Jon Smith looks at a new reporting procedure that clearly shows the knee surgeons delivering the best patient reported outcomes.
Last month, my colleague Jim Newman looked at the future of wearable tech and its application to patient recovery. In his piece, Jim spoke about the more subjective elements of PROMS (patient reported outcome measures) and the potential for tech to help remove some of the subjectivity.
Then, with immaculate timing, we get another new PROMs initiative which feels like the biggest things that’s happened in knees all year.
For the first time, all UK knee surgeons now have their PROMS data linked to their National Joint Registry (NJR) record.
As we’ve explored previously, the NJR collates every hip, knee, ankle, elbow and shoulder replacement, enabling anyone to see a surgeon’s profile and gain a clear understanding of their experience and specialism. You can find my NJR profile here.
Not all data is available for general consumption. Some information can only be seen by medical professionals and the PROMS data falls within that category. It does, however, mean that I can see my own PROMS data in comparison with my peers. Here’s my report:
You’ll see the average ‘baseline’ for PROMS performance as the dotted line running through the centre of the scatter graph. Each surgeon is represented by a dot. The further to the right of the graph they appear, the more procedures they have completed. The further above the baseline they are, the better their PROMS performance. My position is indicated by the yellow diamond.

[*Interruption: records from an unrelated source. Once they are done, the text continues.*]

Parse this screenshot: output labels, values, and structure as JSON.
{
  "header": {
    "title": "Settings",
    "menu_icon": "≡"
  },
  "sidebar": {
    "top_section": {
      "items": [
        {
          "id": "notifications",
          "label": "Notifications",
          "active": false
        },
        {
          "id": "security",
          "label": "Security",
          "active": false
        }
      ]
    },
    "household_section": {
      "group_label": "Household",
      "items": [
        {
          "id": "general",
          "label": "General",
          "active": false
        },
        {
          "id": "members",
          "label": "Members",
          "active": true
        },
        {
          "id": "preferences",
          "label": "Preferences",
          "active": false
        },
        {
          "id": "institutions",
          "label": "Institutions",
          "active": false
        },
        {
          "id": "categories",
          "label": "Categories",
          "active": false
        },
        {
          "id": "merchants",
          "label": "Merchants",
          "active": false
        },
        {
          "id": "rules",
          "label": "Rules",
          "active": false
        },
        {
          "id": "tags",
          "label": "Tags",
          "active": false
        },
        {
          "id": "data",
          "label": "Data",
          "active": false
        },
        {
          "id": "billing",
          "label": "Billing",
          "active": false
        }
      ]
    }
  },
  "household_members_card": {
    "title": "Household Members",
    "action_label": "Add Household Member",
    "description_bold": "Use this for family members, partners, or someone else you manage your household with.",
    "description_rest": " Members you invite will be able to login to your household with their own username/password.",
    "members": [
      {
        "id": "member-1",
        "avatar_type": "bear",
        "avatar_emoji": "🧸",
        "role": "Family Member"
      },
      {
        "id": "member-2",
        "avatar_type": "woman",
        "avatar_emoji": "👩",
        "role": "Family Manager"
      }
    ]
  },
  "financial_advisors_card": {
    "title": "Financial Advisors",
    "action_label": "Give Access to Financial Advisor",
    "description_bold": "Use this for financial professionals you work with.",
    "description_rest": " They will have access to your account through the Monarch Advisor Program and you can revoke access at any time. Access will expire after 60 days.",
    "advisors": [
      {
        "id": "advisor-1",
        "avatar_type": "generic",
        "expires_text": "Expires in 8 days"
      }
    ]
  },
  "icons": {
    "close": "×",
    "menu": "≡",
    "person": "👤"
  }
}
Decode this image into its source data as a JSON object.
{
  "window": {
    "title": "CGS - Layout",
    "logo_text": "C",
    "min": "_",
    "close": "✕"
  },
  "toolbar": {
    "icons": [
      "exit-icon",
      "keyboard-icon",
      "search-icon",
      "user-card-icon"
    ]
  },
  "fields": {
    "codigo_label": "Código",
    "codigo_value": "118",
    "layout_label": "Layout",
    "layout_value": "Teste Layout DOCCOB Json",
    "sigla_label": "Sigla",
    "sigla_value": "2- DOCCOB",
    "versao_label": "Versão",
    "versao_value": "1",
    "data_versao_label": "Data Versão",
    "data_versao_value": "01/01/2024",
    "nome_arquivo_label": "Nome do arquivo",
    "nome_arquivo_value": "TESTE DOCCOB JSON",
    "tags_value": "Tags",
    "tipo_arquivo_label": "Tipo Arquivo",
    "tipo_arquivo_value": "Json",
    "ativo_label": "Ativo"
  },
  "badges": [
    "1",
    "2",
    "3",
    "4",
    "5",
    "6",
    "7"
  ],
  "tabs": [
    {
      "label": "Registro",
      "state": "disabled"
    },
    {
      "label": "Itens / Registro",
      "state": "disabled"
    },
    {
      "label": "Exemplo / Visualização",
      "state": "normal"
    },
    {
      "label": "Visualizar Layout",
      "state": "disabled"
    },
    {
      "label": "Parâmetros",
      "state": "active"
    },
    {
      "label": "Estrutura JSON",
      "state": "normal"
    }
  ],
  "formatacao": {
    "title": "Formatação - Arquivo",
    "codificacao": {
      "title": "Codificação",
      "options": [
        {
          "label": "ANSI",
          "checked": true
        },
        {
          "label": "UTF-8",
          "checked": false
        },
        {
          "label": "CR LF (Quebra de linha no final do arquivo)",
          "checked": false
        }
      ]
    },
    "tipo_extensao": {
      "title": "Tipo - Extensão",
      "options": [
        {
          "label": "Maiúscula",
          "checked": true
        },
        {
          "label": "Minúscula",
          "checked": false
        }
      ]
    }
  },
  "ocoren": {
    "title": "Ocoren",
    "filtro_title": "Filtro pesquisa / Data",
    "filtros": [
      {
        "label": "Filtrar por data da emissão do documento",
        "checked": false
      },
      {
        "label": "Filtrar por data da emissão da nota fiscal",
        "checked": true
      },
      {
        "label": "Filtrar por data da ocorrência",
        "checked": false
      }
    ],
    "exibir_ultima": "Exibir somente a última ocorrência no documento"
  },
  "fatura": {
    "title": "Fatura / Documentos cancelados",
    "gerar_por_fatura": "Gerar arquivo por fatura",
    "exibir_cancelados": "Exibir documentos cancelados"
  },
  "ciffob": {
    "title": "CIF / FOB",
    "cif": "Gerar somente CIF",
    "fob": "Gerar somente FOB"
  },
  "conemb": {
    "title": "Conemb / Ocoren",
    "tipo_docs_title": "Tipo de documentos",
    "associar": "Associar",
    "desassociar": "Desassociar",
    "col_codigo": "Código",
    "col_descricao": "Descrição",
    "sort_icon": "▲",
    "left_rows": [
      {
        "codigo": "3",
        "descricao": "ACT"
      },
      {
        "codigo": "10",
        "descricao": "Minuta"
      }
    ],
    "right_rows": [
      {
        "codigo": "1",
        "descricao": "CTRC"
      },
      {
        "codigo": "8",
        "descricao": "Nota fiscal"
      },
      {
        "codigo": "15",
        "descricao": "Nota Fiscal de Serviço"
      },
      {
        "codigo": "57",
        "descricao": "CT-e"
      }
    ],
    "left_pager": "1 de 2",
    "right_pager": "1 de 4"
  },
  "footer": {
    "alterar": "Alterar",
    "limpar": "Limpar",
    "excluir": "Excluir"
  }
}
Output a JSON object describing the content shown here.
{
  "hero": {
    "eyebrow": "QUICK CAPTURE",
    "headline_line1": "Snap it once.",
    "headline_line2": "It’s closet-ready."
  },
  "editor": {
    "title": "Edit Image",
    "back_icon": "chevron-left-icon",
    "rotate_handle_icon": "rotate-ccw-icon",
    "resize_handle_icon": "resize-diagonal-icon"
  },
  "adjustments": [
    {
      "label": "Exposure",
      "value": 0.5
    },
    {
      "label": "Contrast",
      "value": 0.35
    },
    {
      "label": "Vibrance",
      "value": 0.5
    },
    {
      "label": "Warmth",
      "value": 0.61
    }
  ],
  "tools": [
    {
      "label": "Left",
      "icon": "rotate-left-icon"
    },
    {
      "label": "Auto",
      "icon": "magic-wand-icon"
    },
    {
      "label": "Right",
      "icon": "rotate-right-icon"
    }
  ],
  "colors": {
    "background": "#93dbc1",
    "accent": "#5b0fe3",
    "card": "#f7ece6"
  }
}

Even though it’s not publicly available, I believe there are big implications in publishing this information:
- For the first time, we can see a surgeon’s ‘value’ in terms of how well (or otherwise) their patients are doing. Every knee surgeon seeks the best for their patients, but there’s nothing like a little added incentive to drive even better outcomes.
- In the future, it’s reasonable to assume CCGs and private medical insurance companies will look at these charts and use them to identify the surgeons to whom they will send patients – because that will ensure they are setting patients up for the best outcome.
- Increasingly we’re seeing multi-disciplinary care groups using the NJR data within meetings as a way of improving team governance. The data shows impressive performance for all Yorkshire Knee Clinic surgeons, but my colleagues and I will be using this data to further improve the service we deliver and the outcomes we achieve.